'Women Not Safe in Politics Too'
By Sharadha Kalyanam | Published: 08th May 2014 08:01 AM |
Political power has not insulated women from facing gender-based violence. A recent report by the United Nations (UN) has found that verbal-sexual abuse and character assassination of women are rampant in South Asia politics. Worse, Karnataka is one of the three states in India affected by such behaviour.
The study ‘Violence Against Women in Politics’ revealed that women from all parties in Karnataka, Uttar Pradesh and Delhi were victims of gender violence. In most cases, the perpetrators were men within their party, and fear prevented women from participating as contestants and voters.
Conducted between 2003 and 2013 in India, Nepal and Pakistan by UN Women and Centre for Social Research, New Delhi, the study had 250 respondents from India, including men and women in urban and rural areas, police, campaigners, Election Commission officials, judges, advocates, journalists and elected representatives.
“Women risk physical violence and harassment and women politicians and parliamentarians experience violence during election campaigns and constituency visits,” the study said and added: “They experience political isolation for not following party lines drawn by male party members.”
‘Verbal Abuse Common’
According to the report, 49 per cent of respondents in India agreed that there was verbal abuse and 45 per cent said physical violence and threats were common. An alarming 67 per cent said the perpetrators were other male contestants and 58 per cent were members within the party. “In Karnataka, while 35.8 per cent of the respondents believe that violence reduced women’s political participation, 24.69 per cent believe that it makes them more isolated,” the report said.
KPCC women’s wing state president Manjula Naidu said verbal abuse, and use of slang and expletives were part of everyday life for a woman politician in Karnataka. “Men constantly sabotage and persuade you to withdraw your ticket. Once men realise that a woman is gaining political clout, they mentally harass her. Character assassination is common, but sexual and physical assault are rare,” she said. However, women from political dynasties or actor-turned-politicians do not face these hassles. “Violence reduces political participation. Reservation for women in gram panchayat and zilla panchayat elections is ensuring their participation in the electoral process to some extent,” Manjula said.

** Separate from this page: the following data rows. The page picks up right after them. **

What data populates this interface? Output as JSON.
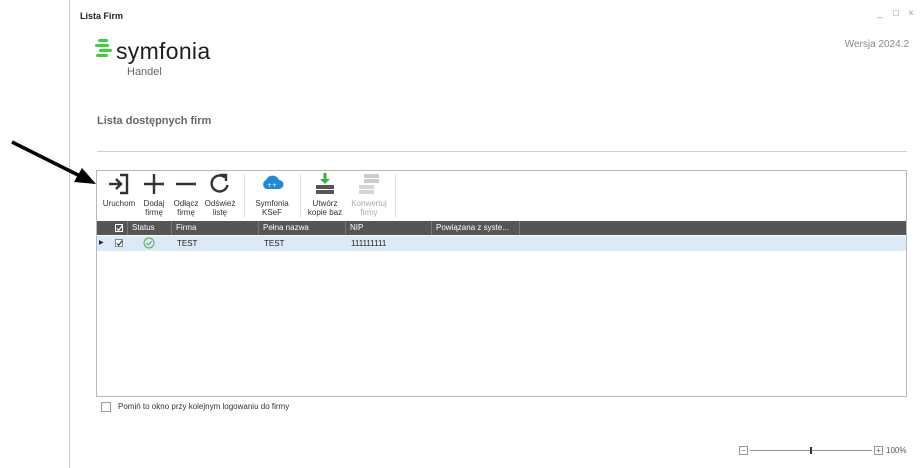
{
  "window": {
    "title": "Lista Firm",
    "controls": {
      "minimize": "_",
      "maximize": "□",
      "close": "×"
    },
    "version": "Wersja 2024.2"
  },
  "logo": {
    "word": "symfonia",
    "sub": "Handel",
    "brand_color": "#3ad23a"
  },
  "section_title": "Lista dostępnych firm",
  "toolbar": {
    "items": [
      {
        "id": "uruchom",
        "label": "Uruchom",
        "icon": "login-icon",
        "enabled": true
      },
      {
        "id": "dodaj",
        "label": "Dodaj\nfirmę",
        "icon": "plus-icon",
        "enabled": true
      },
      {
        "id": "odlacz",
        "label": "Odłącz\nfirmę",
        "icon": "minus-icon",
        "enabled": true
      },
      {
        "id": "odswiez",
        "label": "Odśwież\nlistę",
        "icon": "refresh-icon",
        "enabled": true
      },
      {
        "id": "ksef",
        "label": "Symfonia\nKSeF",
        "icon": "cloud-icon",
        "enabled": true
      },
      {
        "id": "kopia",
        "label": "Utwórz\nkopie baz",
        "icon": "backup-icon",
        "enabled": true
      },
      {
        "id": "konwertuj",
        "label": "Konwertuj\nfirmy",
        "icon": "convert-icon",
        "enabled": false
      }
    ]
  },
  "grid": {
    "columns": [
      "Status",
      "Firma",
      "Pełna nazwa",
      "NIP",
      "Powiązana z syste..."
    ],
    "rows": [
      {
        "checked": true,
        "status": "ok",
        "firma": "TEST",
        "pelna_nazwa": "TEST",
        "nip": "111111111",
        "powiazana": ""
      }
    ]
  },
  "footer": {
    "skip_label": "Pomiń to okno przy kolejnym logowaniu do firmy",
    "skip_checked": false,
    "zoom": {
      "minus": "−",
      "plus": "+",
      "value": "100%",
      "level": 0.5
    }
  },
  "colors": {
    "header_bg": "#555555",
    "row_selected": "#dce9f6",
    "status_ok": "#4caf50",
    "cloud": "#1e8ad6",
    "backup_arrow": "#3cb043"
  }
}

New Entrants Most Exploited
The study revealed that the most exploited were poor, new entrants, first generation politicians and those from religious minorities. Eighty-seven per cent said support from the husband was necessary to prevent violence and 53 per cent said violence within the family increased when a woman in politics is unable to perform her domestic responsibilities.
Centre for Social Research director Dr Ranjana Kumari, who was part of the survey team, said the recent Assembly elections in many states saw barely any woman contestant. She said women voters do not face many problems. But it was unacceptable that political parties still do not have committees to address ‘sexual harassment at workplace.’ “A senior police officer from Karnataka told us that politics in Karnataka was dirty and that it is not meant for women. Exploitation is rampant and there is no one to address it,” she said.

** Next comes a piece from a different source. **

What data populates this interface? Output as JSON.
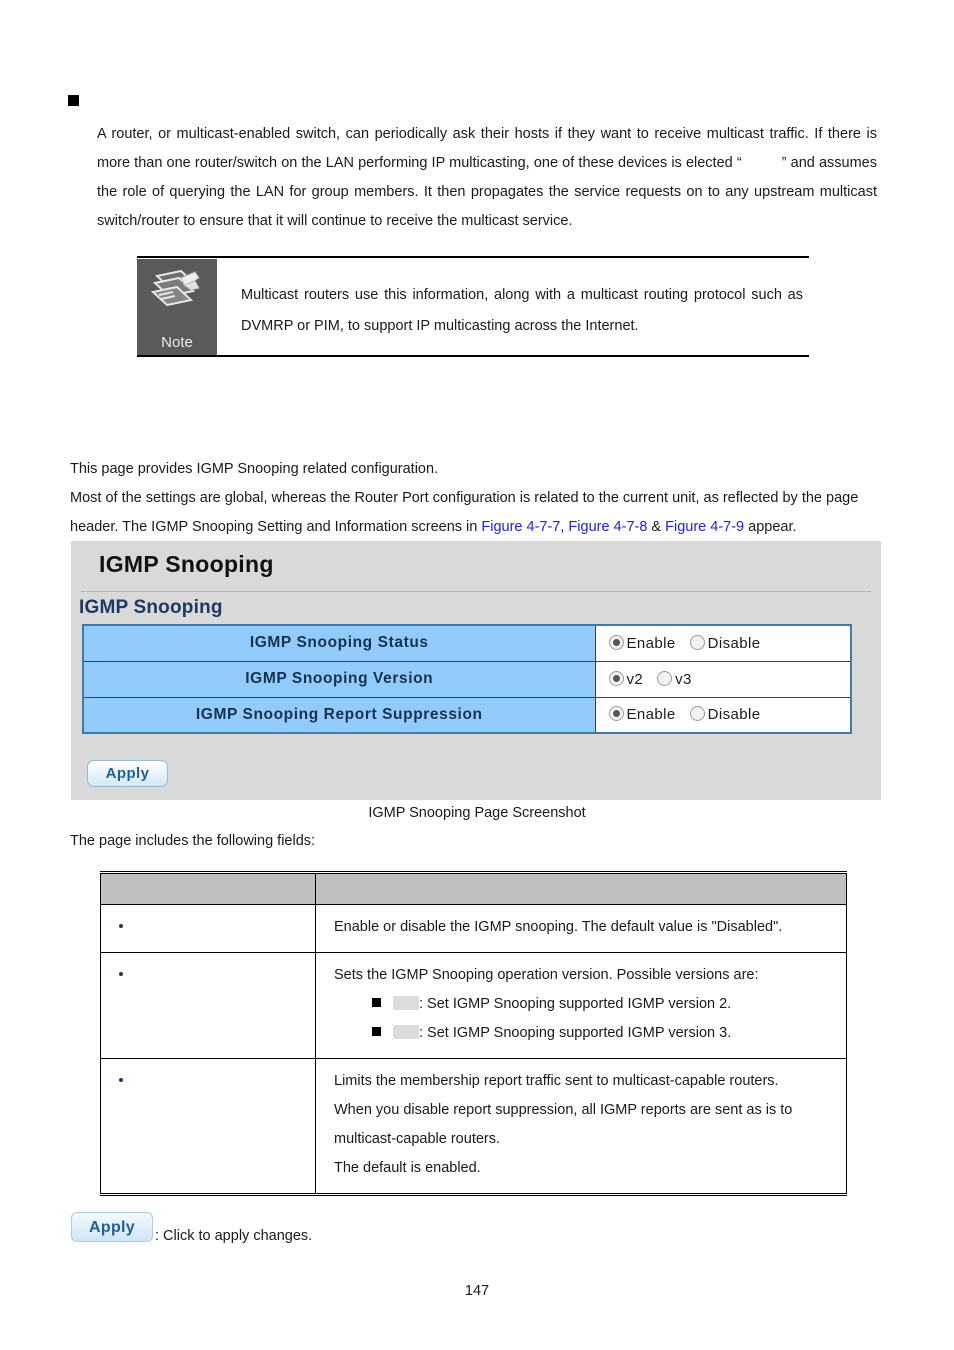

Nearly 14 per cent respondents admitted sexual violence occurred and 32 per cent said there was emotional blackmailing of women politicians.
Congress leader and MLC C Motamma said sexual favours were commonplace and that men in leadership positions sexually exploited new entrants to grant them a party ticket. “Misbehaviour is common. Women politicians are vulnerable and it is a lone battle for them. Many men harass and assault women members in the party as a way of lobbying for their own wives and daughters to be taken on board,” she said. “Some men also spread rumours about affairs between the woman and other men in the party.”
BJP leader Shobha Karandlaje said while violence was rampant, it is tough for women even to mingle and work with men on a daily basis in a political party. Women’s issues are not taken seriously. “Even in the Cabinet, women’s issues are just ridiculed,” she said.
Agreeing with the findings of the study, former Legislative Council chairman V R Sudarshan said education may immunise women in politics from violence. He said when women gain position, men feel threatened. This, together with dynasty politics and lack of political training, increases violence against women, he said.